By Kelli B. Grant
It seems like everyone and his mother has a daily deals site these days, and now Facebook does, too.
The social networking site launched beta tests today in Atlanta, Austin, Dallas, San Diego and San Francisco. Some of the first offers include a birthday party for four kids at the St. Regis Atlanta for $699 instead of $799 (13% off), and a four-hour fashion tour in San Diego for $37 instead of $75 (49% savings).
So what makes this different than, oh, any of the other 600-plus sites already offering deals? A Facebook spokeswoman says it’s because the offers — “like a really cool Ethiopian place you didn’t know was in your neighborhood, or salsa dancing lessons” — are focused on picking experiences that you might enjoy with friends, rather than the splashy 50% off discounts at local businesses that other sites offer.
If you’re already a daily-deal veteran, it’s easy to be skeptical. After all, there’s nothing to preclude you and three friends from grabbing salsa lessons — at a steeper discount – at deal-focused Groupon.com, or getting your restaurant voucher directly from Facebook partner OpenTable.com, which offers its own daily deals. Sites like LivingSocial.com and Tippr.com arguably do the social aspect one better, offering better prices and freebies the more people you know take advantage of a deal. A Facebook spokeswoman responded by saying the site plans to eventually offer a similar social discount that will make its deals more distinct than those of competitors, but declined to say when that might come into play.

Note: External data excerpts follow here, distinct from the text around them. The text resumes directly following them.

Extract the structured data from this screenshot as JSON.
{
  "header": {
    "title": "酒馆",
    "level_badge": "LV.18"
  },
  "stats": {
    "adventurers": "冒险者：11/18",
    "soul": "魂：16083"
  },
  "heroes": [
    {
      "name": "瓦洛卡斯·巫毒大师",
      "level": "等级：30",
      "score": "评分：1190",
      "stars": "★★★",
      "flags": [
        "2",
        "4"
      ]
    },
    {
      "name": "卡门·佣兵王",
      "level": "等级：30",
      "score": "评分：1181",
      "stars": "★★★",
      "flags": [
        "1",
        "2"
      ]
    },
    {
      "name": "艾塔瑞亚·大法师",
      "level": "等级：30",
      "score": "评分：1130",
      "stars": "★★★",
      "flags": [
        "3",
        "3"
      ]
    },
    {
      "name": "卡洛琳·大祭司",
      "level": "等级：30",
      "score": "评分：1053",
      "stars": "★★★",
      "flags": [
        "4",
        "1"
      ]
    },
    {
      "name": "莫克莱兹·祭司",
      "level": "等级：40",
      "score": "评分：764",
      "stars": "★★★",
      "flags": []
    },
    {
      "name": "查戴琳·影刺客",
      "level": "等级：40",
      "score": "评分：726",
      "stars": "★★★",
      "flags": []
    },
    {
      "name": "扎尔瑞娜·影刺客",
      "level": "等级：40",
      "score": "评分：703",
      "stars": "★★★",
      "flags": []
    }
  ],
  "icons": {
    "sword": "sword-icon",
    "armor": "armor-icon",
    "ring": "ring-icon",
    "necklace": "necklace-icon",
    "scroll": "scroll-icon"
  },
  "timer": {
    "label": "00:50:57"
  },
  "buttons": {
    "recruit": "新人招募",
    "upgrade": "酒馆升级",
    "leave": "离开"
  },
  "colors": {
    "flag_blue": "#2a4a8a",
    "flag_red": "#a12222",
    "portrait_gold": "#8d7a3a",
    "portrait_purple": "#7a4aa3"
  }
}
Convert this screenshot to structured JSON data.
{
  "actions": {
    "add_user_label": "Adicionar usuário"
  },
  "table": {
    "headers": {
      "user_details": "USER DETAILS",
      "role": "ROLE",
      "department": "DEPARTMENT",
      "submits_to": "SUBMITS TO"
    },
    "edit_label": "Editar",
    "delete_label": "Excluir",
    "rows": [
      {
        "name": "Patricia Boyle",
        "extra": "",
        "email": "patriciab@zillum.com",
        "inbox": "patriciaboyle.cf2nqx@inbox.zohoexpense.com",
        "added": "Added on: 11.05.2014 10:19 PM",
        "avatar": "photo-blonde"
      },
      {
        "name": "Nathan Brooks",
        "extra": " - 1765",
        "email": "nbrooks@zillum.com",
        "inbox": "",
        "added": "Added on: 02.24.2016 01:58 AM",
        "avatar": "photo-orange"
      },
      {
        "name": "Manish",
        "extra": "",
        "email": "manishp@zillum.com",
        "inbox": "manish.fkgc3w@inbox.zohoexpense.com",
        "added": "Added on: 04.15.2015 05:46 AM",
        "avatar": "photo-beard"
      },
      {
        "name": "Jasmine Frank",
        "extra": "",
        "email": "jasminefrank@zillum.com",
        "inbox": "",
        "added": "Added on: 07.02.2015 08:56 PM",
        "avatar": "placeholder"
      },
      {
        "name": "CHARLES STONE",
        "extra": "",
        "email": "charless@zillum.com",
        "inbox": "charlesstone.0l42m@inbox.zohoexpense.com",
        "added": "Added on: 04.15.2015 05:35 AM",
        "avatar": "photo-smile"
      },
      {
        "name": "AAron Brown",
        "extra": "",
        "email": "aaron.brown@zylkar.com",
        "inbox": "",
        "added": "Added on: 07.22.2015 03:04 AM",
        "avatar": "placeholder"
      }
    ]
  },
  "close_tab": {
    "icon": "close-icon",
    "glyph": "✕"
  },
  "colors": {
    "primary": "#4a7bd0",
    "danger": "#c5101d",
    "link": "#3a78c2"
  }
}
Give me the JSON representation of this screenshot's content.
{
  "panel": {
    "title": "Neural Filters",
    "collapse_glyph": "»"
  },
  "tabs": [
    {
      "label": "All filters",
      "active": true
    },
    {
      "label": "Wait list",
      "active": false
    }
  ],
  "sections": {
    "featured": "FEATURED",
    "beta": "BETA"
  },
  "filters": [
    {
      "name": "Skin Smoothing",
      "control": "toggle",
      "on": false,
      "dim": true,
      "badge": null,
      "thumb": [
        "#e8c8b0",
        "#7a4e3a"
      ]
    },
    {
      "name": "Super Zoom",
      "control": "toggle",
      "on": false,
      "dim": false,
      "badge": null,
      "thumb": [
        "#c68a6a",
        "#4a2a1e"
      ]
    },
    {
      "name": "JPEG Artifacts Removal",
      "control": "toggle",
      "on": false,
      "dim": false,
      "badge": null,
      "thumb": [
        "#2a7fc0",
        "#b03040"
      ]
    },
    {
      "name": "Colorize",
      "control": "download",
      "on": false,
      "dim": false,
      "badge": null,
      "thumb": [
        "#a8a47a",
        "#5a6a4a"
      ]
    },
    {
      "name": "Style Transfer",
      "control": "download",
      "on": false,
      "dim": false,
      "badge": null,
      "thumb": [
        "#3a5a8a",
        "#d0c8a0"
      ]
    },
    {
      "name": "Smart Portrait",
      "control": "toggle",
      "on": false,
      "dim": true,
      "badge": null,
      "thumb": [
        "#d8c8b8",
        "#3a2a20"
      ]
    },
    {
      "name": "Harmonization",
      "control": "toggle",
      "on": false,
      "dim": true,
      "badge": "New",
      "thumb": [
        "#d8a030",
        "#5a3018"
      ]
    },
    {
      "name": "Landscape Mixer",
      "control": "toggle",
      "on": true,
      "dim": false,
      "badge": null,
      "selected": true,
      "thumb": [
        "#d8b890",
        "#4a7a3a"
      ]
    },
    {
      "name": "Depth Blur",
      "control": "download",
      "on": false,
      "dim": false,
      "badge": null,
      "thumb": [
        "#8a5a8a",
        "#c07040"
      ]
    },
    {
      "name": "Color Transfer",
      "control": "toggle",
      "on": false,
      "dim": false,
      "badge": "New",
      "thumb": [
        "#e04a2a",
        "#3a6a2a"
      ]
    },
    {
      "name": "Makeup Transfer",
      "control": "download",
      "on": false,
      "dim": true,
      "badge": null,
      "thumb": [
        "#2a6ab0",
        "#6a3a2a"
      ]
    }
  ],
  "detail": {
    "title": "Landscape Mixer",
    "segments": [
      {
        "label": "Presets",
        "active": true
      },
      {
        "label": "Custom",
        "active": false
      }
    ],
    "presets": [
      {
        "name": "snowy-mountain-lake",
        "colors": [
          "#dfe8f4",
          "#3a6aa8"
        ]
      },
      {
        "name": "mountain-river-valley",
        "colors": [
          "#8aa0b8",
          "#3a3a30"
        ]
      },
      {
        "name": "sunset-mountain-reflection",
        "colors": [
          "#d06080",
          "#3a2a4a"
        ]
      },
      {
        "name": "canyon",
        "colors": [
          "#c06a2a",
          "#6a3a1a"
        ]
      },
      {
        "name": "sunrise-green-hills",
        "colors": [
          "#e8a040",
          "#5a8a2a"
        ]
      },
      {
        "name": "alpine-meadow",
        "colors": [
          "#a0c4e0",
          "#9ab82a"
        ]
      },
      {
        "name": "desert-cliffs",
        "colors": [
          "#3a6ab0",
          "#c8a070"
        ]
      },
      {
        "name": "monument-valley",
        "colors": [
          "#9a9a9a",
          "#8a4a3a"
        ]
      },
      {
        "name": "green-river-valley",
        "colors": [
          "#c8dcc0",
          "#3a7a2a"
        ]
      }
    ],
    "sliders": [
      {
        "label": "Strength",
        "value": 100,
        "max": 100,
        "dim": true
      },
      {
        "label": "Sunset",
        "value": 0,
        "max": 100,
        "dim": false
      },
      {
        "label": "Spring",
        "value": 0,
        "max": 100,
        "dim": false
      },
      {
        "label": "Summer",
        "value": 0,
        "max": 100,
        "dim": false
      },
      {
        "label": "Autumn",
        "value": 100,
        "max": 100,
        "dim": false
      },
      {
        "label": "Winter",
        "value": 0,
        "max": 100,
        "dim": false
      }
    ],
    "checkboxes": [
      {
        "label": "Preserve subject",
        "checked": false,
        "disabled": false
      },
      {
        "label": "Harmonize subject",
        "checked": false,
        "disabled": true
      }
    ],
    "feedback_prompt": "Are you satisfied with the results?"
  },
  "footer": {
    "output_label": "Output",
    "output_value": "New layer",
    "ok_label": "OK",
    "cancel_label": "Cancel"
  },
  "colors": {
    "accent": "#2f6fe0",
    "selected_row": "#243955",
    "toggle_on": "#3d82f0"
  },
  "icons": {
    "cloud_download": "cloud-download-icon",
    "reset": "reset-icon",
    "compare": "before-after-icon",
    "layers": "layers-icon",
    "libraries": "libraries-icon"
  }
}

But those of us giving a collective shrug aren’t Facebook’s target audience, says Utpal Dholaki, an associate professor of management at Rice University who studies the space. “Forget about having used them; a lot of consumers still don’t know about daily-deals sites beyond Groupon,” he says. Facebook, with its captive audience of more than 500 million active users, has the opportunity to draw in a wider range of purchasers, especially Baby Boomers who might not have stumbled across deal opportunities elsewhere on the web. (To put that into perspective, Groupon.com got nearly 22.6 million unique visitors in March, according to Compete.com)

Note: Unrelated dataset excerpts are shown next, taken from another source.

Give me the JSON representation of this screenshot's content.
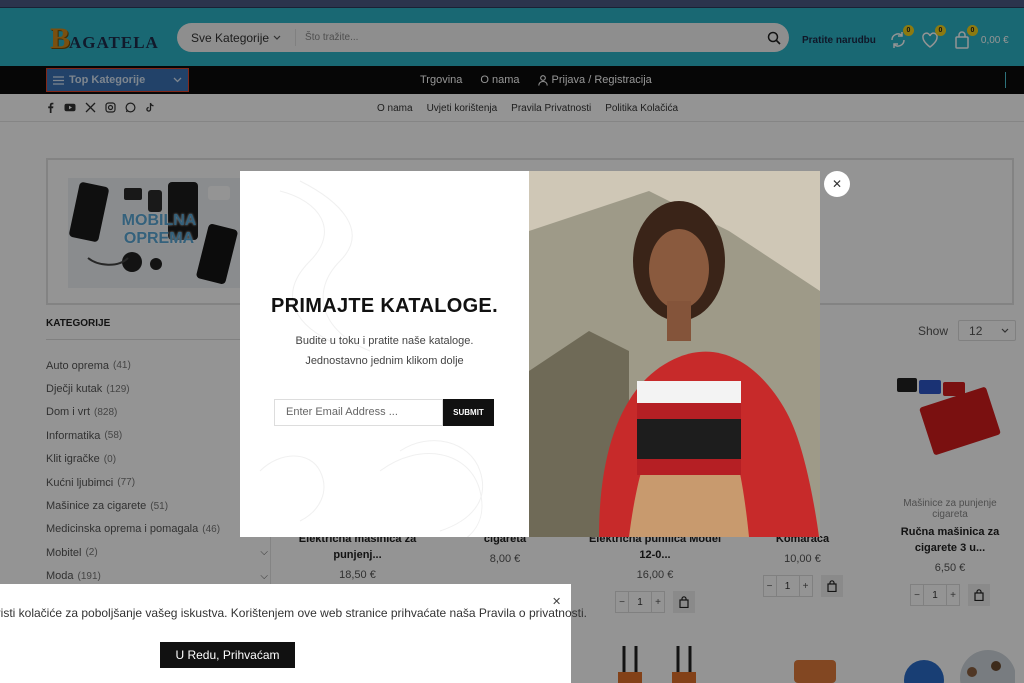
{
  "header": {
    "logo_big": "B",
    "logo_rest": "AGATELA",
    "search_category": "Sve Kategorije",
    "search_placeholder": "Što tražite...",
    "track_order": "Pratite narudbu",
    "compare_count": "0",
    "wishlist_count": "0",
    "cart_count": "0",
    "cart_total": "0,00 €"
  },
  "navbar": {
    "top_categories": "Top Kategorije",
    "links": [
      "Trgovina",
      "O nama"
    ],
    "login": "Prijava / Registracija"
  },
  "subbar": {
    "socials": [
      "facebook-icon",
      "youtube-icon",
      "x-icon",
      "instagram-icon",
      "whatsapp-icon",
      "tiktok-icon"
    ],
    "links": [
      "O nama",
      "Uvjeti korištenja",
      "Pravila Privatnosti",
      "Politika Kolačića"
    ]
  },
  "banner": {
    "line1": "MOBILNA",
    "line2": "OPREMA"
  },
  "sidebar": {
    "title": "KATEGORIJE",
    "categories": [
      {
        "name": "Auto oprema",
        "count": "(41)"
      },
      {
        "name": "Dječji kutak",
        "count": "(129)"
      },
      {
        "name": "Dom i vrt",
        "count": "(828)"
      },
      {
        "name": "Informatika",
        "count": "(58)"
      },
      {
        "name": "Klit igračke",
        "count": "(0)"
      },
      {
        "name": "Kućni ljubimci",
        "count": "(77)"
      },
      {
        "name": "Mašinice za cigarete",
        "count": "(51)"
      },
      {
        "name": "Medicinska oprema i pomagala",
        "count": "(46)"
      },
      {
        "name": "Mobitel",
        "count": "(2)"
      },
      {
        "name": "Moda",
        "count": "(191)"
      }
    ]
  },
  "toolbar": {
    "show_label": "Show",
    "show_value": "12"
  },
  "products": [
    {
      "category": "",
      "name1": "Električna mašinica za",
      "name2": "punjenj...",
      "price": "18,50 €",
      "qty": "1"
    },
    {
      "category": "",
      "name1": "cigareta",
      "name2": "",
      "price": "8,00 €",
      "qty": "1"
    },
    {
      "category": "",
      "name1": "Električna punilica Model",
      "name2": "12-0...",
      "price": "16,00 €",
      "qty": "1"
    },
    {
      "category": "ekata",
      "name1": "protiv",
      "name2": "Komaraca",
      "price": "10,00 €",
      "qty": "1"
    },
    {
      "category": "Mašinice za punjenje cigareta",
      "name1": "Ručna mašinica za",
      "name2": "cigarete 3 u...",
      "price": "6,50 €",
      "qty": "1"
    }
  ],
  "popup": {
    "title": "PRIMAJTE KATALOGE.",
    "desc1": "Budite u toku i pratite naše kataloge.",
    "desc2": "Jednostavno jednim klikom dolje",
    "email_placeholder": "Enter Email Address ...",
    "submit": "SUBMIT"
  },
  "cookie": {
    "text": "oristi kolačiće za poboljšanje vašeg iskustva. Korištenjem ove web stranice prihvaćate naša",
    "link": "Pravila o privatnosti.",
    "button": "U Redu, Prihvaćam"
  },
  "colors": {
    "header_bg": "#2bb4c6",
    "nav_bg": "#0b0b0b",
    "top_cat_bg": "#3b73b5",
    "badge": "#f2d21c"
  }
}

Facebook hasn’t revealed how much of the deal purchase price it collects, but smaller discounts suggest smaller margins, Dholakia says. That could attract more interested businesses that didn’t profit from other deal sites’ business models, which can leave them with less than 25% of what you pay for a voucher.
So go ahead, add Facebook deals to the growing list of places to check for a daily deal. But with the social networking site saying that it’s not aiming to be a competitor to Groupon and Living Social, keep in mind that better prices can likely be had elsewhere.